Режим содержания, «звание» особо опасного рецидивиста не сделали Жигана материально обеспеченным человеком. Он по-прежнему был гол как сокол, материально зависим от общества и не мог жить только за счет тех благ, которые он тем или иным образом брал у окружавших его людей.
Годы, прожитые Жиганом в местах лишения свободы, не прошли для него даром. Он стал знатоком воровского закона, наглым, дерзким, бравирующим на грани фола человеком, не лишенным изобретательности, умел приспособиться к разным условиям жизни, подтверждением этому были две золотые коронки в верхней челюсти, которые он умудрился себе поставить в «объятиях Гандзи». Являясь неудачником, считая себя несправедливо наказанным за последнее преступление, Жиган ожесточился на всех тех, кто жил в достатке и не ведал о его заботах.
Начальник «Гандзи» и слушать не захотел просьбу Жигана, чтобы тот оставил его в колонии до утра. Как можно содержать в ИТК человека даже несколько часов лишних, когда он уже отбыл наказание, даже если последний и имеет такое желание. Такое нарушение инструкции начальник позволить себе не мог. В шестнадцать часов Жиган вышел за пределы колонии, для которой сразу же стал чужим и нежеланным посетителем.
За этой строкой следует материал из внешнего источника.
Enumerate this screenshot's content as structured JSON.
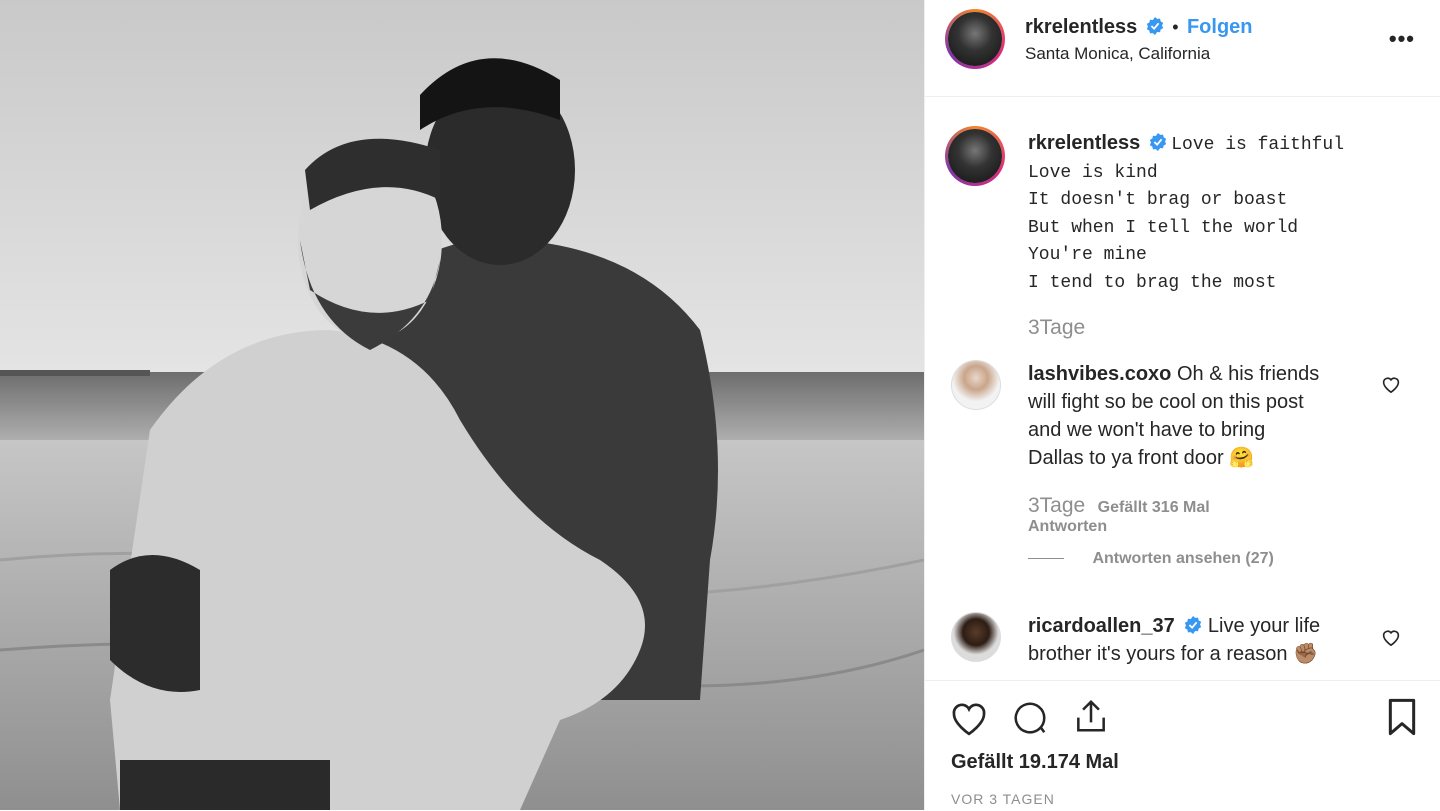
{
  "post": {
    "image_alt": "Black-and-white beach photo of two shirtless men embracing on sand",
    "author": {
      "username": "rkrelentless",
      "verified": true,
      "follow_label": "Folgen",
      "separator": "•",
      "location": "Santa Monica, California"
    },
    "more_icon": "more-options-icon",
    "more_label": "•••",
    "caption": {
      "username": "rkrelentless",
      "lines": [
        "Love is faithful",
        "Love is kind",
        "It doesn't brag or boast",
        "But when I tell the world",
        "You're mine",
        "I tend to brag the most"
      ],
      "age": "3Tage"
    },
    "comments": [
      {
        "username": "lashvibes.coxo",
        "text_lines": [
          "Oh & his friends",
          "will fight so be cool on this post",
          "and we won't have to bring",
          "Dallas to ya front door 🤗"
        ],
        "age": "3Tage",
        "likes": "Gefällt 316 Mal",
        "reply_label": "Antworten",
        "view_replies": "Antworten ansehen (27)"
      },
      {
        "username": "ricardoallen_37",
        "verified": true,
        "text_lines": [
          "Live your life",
          "brother it's yours for a reason ✊🏽"
        ]
      }
    ],
    "likes_count": "Gefällt 19.174 Mal",
    "posted": "VOR 3 TAGEN",
    "colors": {
      "accent": "#3897f0",
      "text": "#262626",
      "muted": "#8e8e8e"
    }
  }
}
Какой бы ни была свобода холодной и неприветливой, но от нее Жиган не собирался отказываться. За четыре года содержания и работы в ИТК он смог заработать аж пятнадцать тысяч рублей. Такую сумму денег оборотистые люди зарабатывают в день, а то и за несколько минут. Как бы там ни было, но на первые дни у него были средства на существование. Ехать к себе на родину, в город Тузово, где из родни у него уже никого не осталось в живых, не являлось срочной необходимостью. Поэтому он решил в меру своих сил и возможностей отдохнуть в ближайшем большом городе, сбросив с себя грязь последних зековских лет.
Приехав в Иркутск субботним вечером, переночевав в аэропорту, утром он пришел на рынок, где в киоске купил плакат с волнующим призывом: «Планы партии — планы народа». Несмотря на то что данный лозунг уже потерял актуальность и интерес людей, он купил его за четвертак. На обратной стороне глянцевой поверхности Николай жирно красно-синей пастой написал: «Мне сорок лег, зубы и все другие принадлежности целые и работают. Пойду в работники к аппетитной вдовушке, чтобы была с крышей. Подножным кормом не питаюсь. За крышу, еду, мою работу оплата между сторонами бартерная».
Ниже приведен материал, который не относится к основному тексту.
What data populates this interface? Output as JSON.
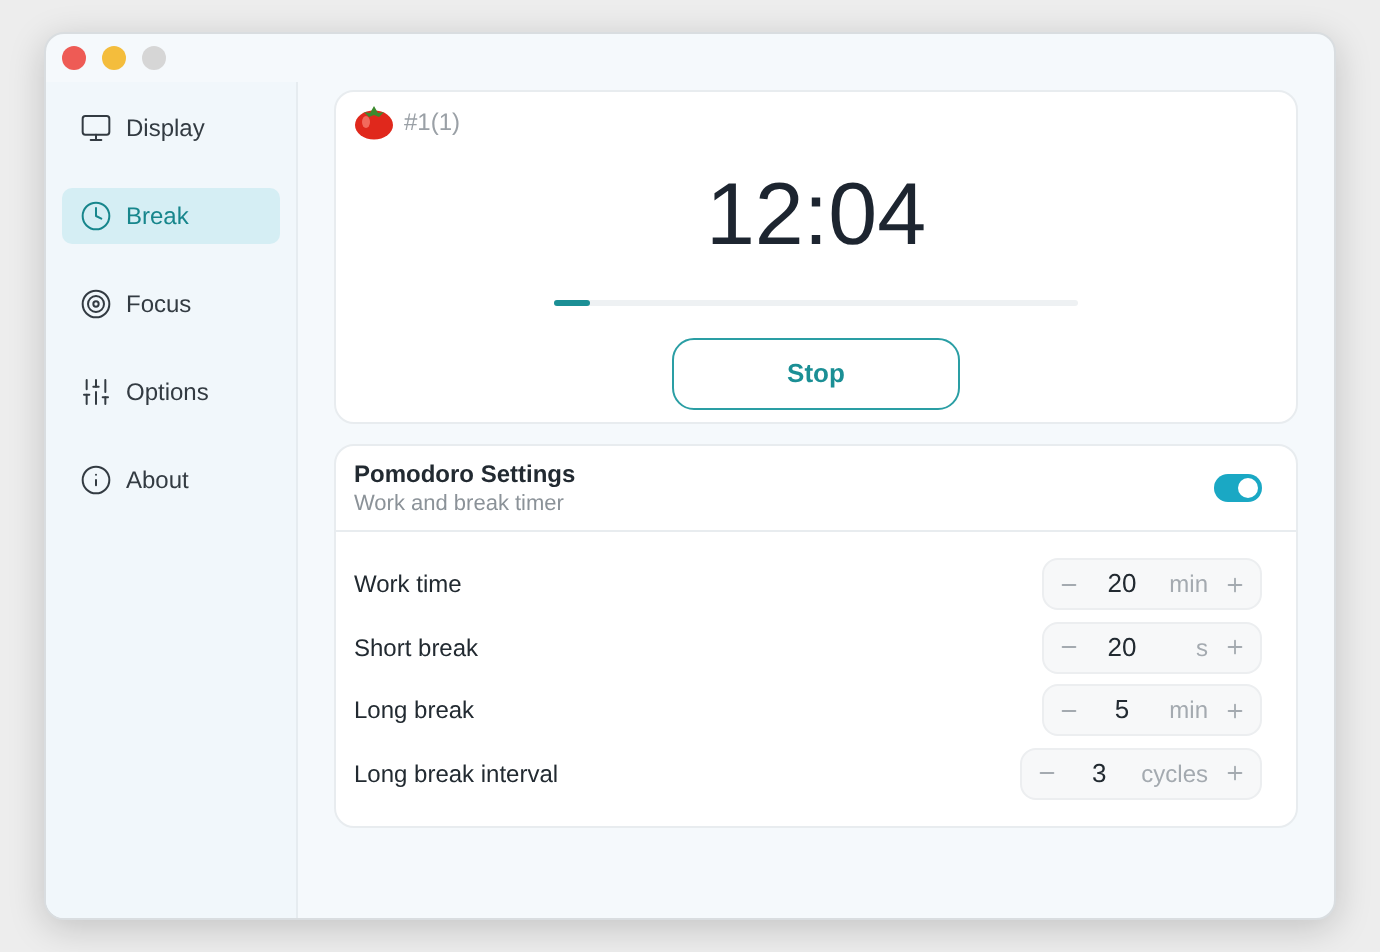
{
  "sidebar": {
    "items": [
      {
        "label": "Display",
        "selected": false
      },
      {
        "label": "Break",
        "selected": true
      },
      {
        "label": "Focus",
        "selected": false
      },
      {
        "label": "Options",
        "selected": false
      },
      {
        "label": "About",
        "selected": false
      }
    ]
  },
  "timer": {
    "session": "#1(1)",
    "time": "12:04",
    "progress": {
      "level": 0.07
    },
    "button": "Stop"
  },
  "settings": {
    "title": "Pomodoro Settings",
    "subtitle": "Work and break timer",
    "enabled": true,
    "rows": [
      {
        "label": "Work time",
        "value": "20",
        "unit": "min"
      },
      {
        "label": "Short break",
        "value": "20",
        "unit": "s"
      },
      {
        "label": "Long break",
        "value": "5",
        "unit": "min"
      },
      {
        "label": "Long break interval",
        "value": "3",
        "unit": "cycles"
      }
    ]
  }
}
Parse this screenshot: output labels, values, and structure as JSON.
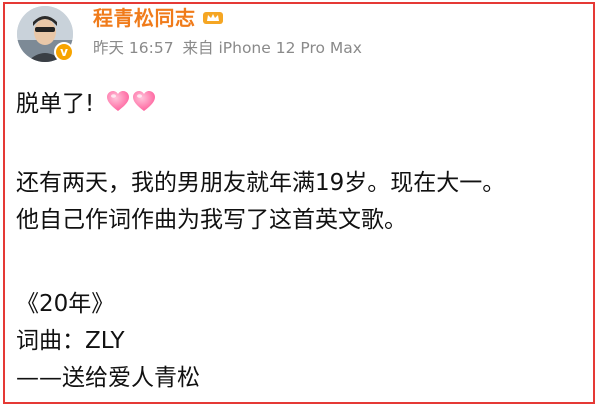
{
  "post": {
    "author": {
      "name": "程青松同志",
      "verified": true,
      "avatar_icon": "avatar-photo",
      "badge_icon": "verified-v-icon",
      "badge_text": "v",
      "name_color": "#f07b1a"
    },
    "meta": {
      "time": "昨天 16:57",
      "source": "来自 iPhone 12 Pro Max"
    },
    "lines": [
      "脱单了!",
      "还有两天，我的男朋友就年满19岁。现在大一。",
      "他自己作词作曲为我写了这首英文歌。",
      "《20年》",
      "词曲：ZLY",
      "——送给爱人青松"
    ],
    "emoji": [
      "heart-icon",
      "heart-icon"
    ]
  },
  "colors": {
    "frame": "#e53935",
    "meta_text": "#8a8a8a",
    "body_text": "#111111",
    "heart": "#ff6fa5"
  }
}
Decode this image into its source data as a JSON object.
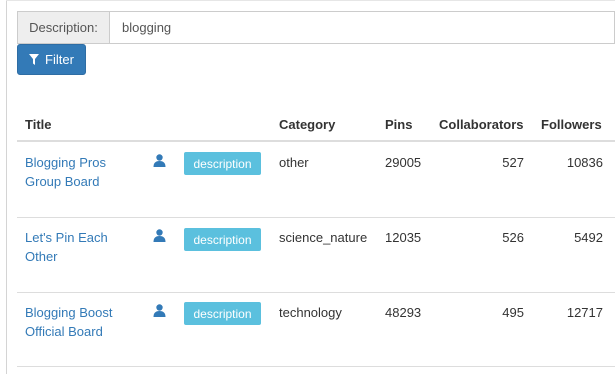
{
  "search": {
    "label": "Description:",
    "value": "blogging"
  },
  "filter": {
    "label": "Filter",
    "icon": "funnel-icon"
  },
  "table": {
    "headers": {
      "title": "Title",
      "category": "Category",
      "pins": "Pins",
      "collaborators": "Collaborators",
      "followers": "Followers"
    },
    "rows": [
      {
        "title_line1": "Blogging Pros",
        "title_line2": "Group Board",
        "description_button": "description",
        "category": "other",
        "pins": "29005",
        "collaborators": "527",
        "followers": "10836"
      },
      {
        "title_line1": "Let's Pin Each",
        "title_line2": "Other",
        "description_button": "description",
        "category": "science_nature",
        "pins": "12035",
        "collaborators": "526",
        "followers": "5492"
      },
      {
        "title_line1": "Blogging Boost",
        "title_line2": "Official Board",
        "description_button": "description",
        "category": "technology",
        "pins": "48293",
        "collaborators": "495",
        "followers": "12717"
      }
    ]
  },
  "colors": {
    "link": "#337ab7",
    "primary_button": "#337ab7",
    "info_button": "#5bc0de",
    "user_icon": "#337ab7"
  }
}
Заплатив за место на рынке, он встал в ряд с торговцами со своим объявлением. Оно собрало около него солидную, веселящуюся толпу зевак. Среди них оказалось несколько бывших зеков, в которых Жиган узнал «своих» с первого взгляда. Точно так же они углядели в нем товарища. Один из них, долговязый парень лет тридцати пяти, улыбаясь, показывая в улыбке полный комплект золотых зубов, поинтересовался:
— Хохмишь, земляк, со своим объявлением или на самом деле?
— Как получится, — беспечно ответил ему Жиган, пританцовывая, не давая возможности замерзнуть ногам. — Ты, кореш, помоги мне отогнать от себя мужиков-балбесов, а то из-за них бабы не могут меня созерцать.
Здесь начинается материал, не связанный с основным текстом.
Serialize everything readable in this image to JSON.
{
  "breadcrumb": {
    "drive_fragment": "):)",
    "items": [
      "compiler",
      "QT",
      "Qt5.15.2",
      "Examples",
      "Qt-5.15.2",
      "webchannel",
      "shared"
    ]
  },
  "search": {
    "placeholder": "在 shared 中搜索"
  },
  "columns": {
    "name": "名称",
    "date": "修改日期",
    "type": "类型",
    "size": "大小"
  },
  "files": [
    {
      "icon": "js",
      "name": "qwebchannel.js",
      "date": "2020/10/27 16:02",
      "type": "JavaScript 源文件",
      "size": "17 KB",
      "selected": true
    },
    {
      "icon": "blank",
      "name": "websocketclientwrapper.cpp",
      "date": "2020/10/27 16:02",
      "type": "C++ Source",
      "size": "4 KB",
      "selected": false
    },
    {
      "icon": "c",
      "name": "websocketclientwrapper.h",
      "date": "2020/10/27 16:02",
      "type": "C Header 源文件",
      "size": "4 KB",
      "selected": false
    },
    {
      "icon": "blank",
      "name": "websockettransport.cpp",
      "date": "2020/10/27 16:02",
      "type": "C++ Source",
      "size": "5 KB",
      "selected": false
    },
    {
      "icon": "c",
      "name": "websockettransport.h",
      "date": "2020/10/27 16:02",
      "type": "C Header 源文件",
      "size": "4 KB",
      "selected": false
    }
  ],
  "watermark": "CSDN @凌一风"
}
— Это мы сейчас устроим, — довольный порученным, согласился долговязый. — Вы, мужики, к моему другу на очереди? У него в объявлении речь идет о вдовушках, а не о петухах. Голубые кучкуются и кукарекаются обычно около туалета, можете двигать туда и занимать там очередь.
Сконфуженные такой бестактностью долговязого, оскорбленные, многие мужчины разошлись, но все равно несколько ротозеев продолжали гоготать около Жигана, споря между собой, «клюнет» на него какая-нибудь женщина или нет.
Проходивший мимо Жигана розовощекий, полный мужчина лет пятидесяти, прочитав его объявление, удивленный текстом прочитанного, бросил:
— Как вы могли опуститься до такой низости? И не стыдно вам так юродствовать?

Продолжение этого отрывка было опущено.